Since the government and the big media keep telling us there was no conspiracy and that it was all Lee Harvey Oswald acting on his own, why continue to keep the wraps on?
…
For some perspective, meet Sheryl Shenberger. She’s the head of the Archives’ National Declassification Center. What would you guess Sheryl’s professional background would be? Library of Congress? Academic research? Nope. Before NDC, Sheryl worked for … the Central Intelligence Agency.
The most logical and reasonable explanation for this is that the Obama administration placed an ex-spook in charge of declassification because this would induce her old colleagues in Langley to cooperate. (Which of course raises the question of whether, in a real democracy, you would want to have a bunch of people secretly deciding to do whatever they wanted with 50-year-old documents pertaining to a supposed loony loner who whacked a president.)

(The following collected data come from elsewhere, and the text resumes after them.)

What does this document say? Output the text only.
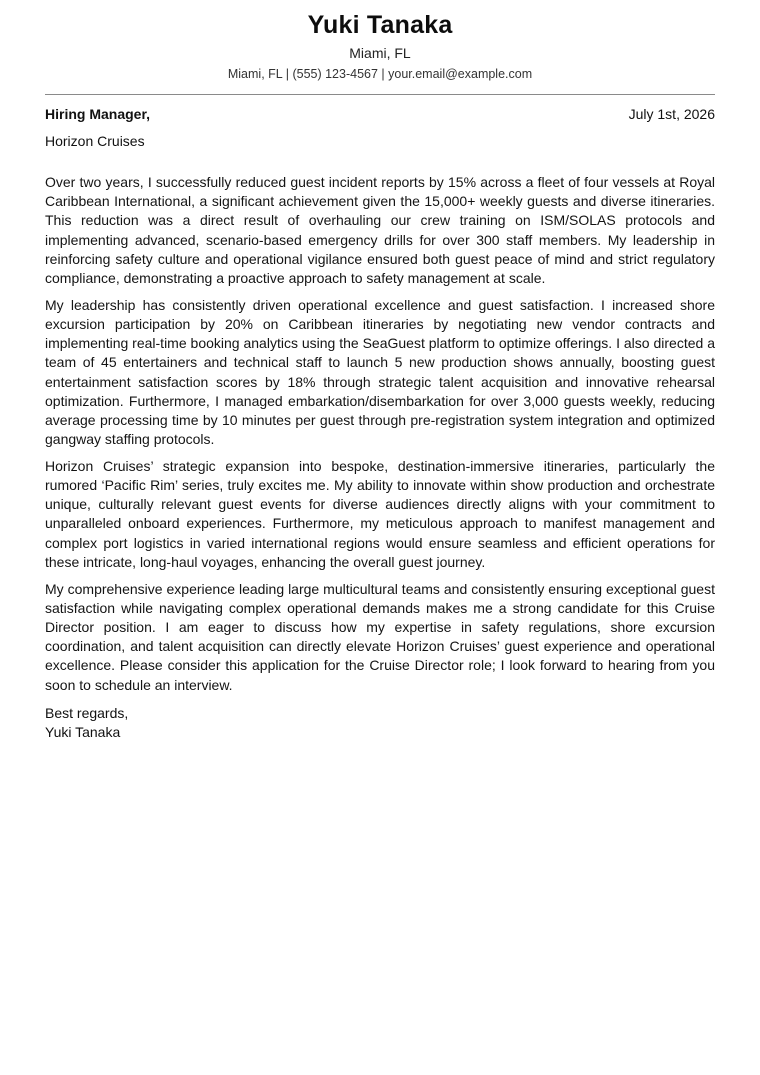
Yuki Tanaka
Miami, FL
Miami, FL | (555) 123-4567 | your.email@example.com
Hiring Manager,	July 1st, 2026
Horizon Cruises

Over two years, I successfully reduced guest incident reports by 15% across a fleet of four vessels at Royal Caribbean International, a significant achievement given the 15,000+ weekly guests and diverse itineraries. This reduction was a direct result of overhauling our crew training on ISM/SOLAS protocols and implementing advanced, scenario-based emergency drills for over 300 staff members. My leadership in reinforcing safety culture and operational vigilance ensured both guest peace of mind and strict regulatory compliance, demonstrating a proactive approach to safety management at scale.

My leadership has consistently driven operational excellence and guest satisfaction. I increased shore excursion participation by 20% on Caribbean itineraries by negotiating new vendor contracts and implementing real-time booking analytics using the SeaGuest platform to optimize offerings. I also directed a team of 45 entertainers and technical staff to launch 5 new production shows annually, boosting guest entertainment satisfaction scores by 18% through strategic talent acquisition and innovative rehearsal optimization. Furthermore, I managed embarkation/disembarkation for over 3,000 guests weekly, reducing average processing time by 10 minutes per guest through pre-registration system integration and optimized gangway staffing protocols.

Horizon Cruises’ strategic expansion into bespoke, destination-immersive itineraries, particularly the rumored ‘Pacific Rim’ series, truly excites me. My ability to innovate within show production and orchestrate unique, culturally relevant guest events for diverse audiences directly aligns with your commitment to unparalleled onboard experiences. Furthermore, my meticulous approach to manifest management and complex port logistics in varied international regions would ensure seamless and efficient operations for these intricate, long-haul voyages, enhancing the overall guest journey.

My comprehensive experience leading large multicultural teams and consistently ensuring exceptional guest satisfaction while navigating complex operational demands makes me a strong candidate for this Cruise Director position. I am eager to discuss how my expertise in safety regulations, shore excursion coordination, and talent acquisition can directly elevate Horizon Cruises’ guest experience and operational excellence. Please consider this application for the Cruise Director role; I look forward to hearing from you soon to schedule an interview.

Best regards,
Yuki Tanaka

Frustrated by the administration’s foot-dragging on JFK, AARC sent a letter urging the government to get off its duff. One signer was G. Robert Blakey, who served as a Chief Counsel to the House Select Committee on Assassinations (which in its 1978 final report said that, um … it looks like an organized conspiracy was responsible for JFK’s death.)
ARRC’s letter was dated January 20, 2012. According to Lesar, there has still been no reply — though NARA says it is working on it.
Release of the remaining documents, under the President John F. Kennedy Assassination Records Collection Act of 1992, can be postponed until October 26, 2017. Not so bad, you say? Actually, the Act further states that even in 2017, the president may decide to drag this on further, by withholding records indefinitely.